Put bluntly, Rhode Island’s civic structure is most acutely defined by its homogeneity.  That fact is seen in research that finds the General Assembly to be the most ideologically narrow in the country.  More importantly, it can be seen in the processes of government, as displayed quite well during the nearly twelve-hour House session approving the Finance Committee’s budget.  That there were absolutely no surprises was absolutely no surprise.

Back the focus out a little bit more, and other evidence comes into the picture.  Magistrate appointments as political favors.  High-paying State House gigs for connected young adults.  Legislative decisions pushed out to appointed boards and administrative bodies.  And that’s before we get to massive government deals for connected people in the private sector.

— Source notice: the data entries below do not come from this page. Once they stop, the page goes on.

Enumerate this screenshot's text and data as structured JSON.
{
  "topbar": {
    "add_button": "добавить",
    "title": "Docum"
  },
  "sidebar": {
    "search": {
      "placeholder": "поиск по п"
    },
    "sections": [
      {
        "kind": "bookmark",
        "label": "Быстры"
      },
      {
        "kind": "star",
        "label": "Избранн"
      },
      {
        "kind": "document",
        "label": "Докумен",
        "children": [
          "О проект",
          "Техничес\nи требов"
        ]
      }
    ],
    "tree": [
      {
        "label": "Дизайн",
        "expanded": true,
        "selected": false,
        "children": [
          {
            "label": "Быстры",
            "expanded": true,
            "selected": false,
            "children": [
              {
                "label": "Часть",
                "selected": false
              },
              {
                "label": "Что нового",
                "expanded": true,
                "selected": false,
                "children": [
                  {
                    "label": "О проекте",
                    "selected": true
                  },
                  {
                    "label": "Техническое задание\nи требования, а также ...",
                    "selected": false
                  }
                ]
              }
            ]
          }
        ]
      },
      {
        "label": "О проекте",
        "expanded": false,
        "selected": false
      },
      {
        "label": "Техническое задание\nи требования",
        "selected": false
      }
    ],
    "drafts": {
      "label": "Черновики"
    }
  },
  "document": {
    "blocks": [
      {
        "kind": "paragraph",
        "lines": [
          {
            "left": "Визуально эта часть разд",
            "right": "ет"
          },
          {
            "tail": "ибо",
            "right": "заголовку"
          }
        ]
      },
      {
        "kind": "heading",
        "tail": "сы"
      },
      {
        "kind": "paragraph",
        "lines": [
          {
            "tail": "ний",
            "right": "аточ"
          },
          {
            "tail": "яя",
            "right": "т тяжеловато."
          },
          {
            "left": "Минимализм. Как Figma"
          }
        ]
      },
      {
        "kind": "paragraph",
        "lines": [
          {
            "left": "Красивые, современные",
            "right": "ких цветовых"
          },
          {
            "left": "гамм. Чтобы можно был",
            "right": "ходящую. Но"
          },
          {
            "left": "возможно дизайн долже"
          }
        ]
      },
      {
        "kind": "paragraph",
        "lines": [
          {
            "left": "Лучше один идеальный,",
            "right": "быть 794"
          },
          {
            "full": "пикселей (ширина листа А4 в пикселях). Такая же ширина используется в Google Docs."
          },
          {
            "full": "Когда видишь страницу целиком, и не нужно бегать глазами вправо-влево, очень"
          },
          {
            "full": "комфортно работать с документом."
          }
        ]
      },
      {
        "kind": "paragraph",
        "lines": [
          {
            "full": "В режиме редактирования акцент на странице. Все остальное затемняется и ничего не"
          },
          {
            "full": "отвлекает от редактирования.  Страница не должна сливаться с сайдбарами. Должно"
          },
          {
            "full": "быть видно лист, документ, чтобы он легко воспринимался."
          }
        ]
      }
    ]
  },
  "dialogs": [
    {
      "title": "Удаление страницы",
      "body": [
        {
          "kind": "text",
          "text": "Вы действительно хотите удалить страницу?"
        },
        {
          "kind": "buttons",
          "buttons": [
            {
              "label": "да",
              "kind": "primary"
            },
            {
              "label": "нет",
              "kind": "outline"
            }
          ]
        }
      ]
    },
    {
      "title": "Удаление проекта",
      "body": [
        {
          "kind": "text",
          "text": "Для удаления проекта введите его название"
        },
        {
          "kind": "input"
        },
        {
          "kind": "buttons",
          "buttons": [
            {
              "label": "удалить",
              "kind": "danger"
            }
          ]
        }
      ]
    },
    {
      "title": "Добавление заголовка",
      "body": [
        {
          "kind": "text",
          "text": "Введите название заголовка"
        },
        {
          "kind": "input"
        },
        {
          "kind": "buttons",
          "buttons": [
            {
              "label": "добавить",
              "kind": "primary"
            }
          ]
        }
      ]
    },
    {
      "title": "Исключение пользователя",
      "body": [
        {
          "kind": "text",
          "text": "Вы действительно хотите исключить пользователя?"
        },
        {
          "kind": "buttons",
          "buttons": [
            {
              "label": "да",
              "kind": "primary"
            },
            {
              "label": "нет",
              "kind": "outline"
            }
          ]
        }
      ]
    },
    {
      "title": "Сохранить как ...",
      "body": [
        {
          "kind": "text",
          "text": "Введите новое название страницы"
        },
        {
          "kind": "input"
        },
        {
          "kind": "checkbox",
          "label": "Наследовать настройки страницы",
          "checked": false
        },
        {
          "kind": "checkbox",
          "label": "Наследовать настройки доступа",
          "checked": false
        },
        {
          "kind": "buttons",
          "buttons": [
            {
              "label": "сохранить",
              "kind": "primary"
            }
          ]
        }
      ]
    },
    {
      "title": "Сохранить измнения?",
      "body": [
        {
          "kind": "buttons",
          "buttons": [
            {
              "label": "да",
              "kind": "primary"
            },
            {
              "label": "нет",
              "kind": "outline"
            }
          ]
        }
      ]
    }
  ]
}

Rhode Islanders like to recall their rebellious forebears, but in the present, they tolerate an extremely insulated governing establishment in which knowing a guy trumps thinking for yourself.

The similarity with Netroots (which I propose knowing that I’m fully within my own perspective) is that this very circumstance is likely to be the end result of any leftward casts of “challenging authority.”  That is so because the progressive means of putting into effect the conclusions of “free thinkers” is to filter power through small groups with the strength to impose their will on others.

As long as the masses feel at liberty to form their own beliefs, they needn’t find themselves at liberty to act as if they’re free.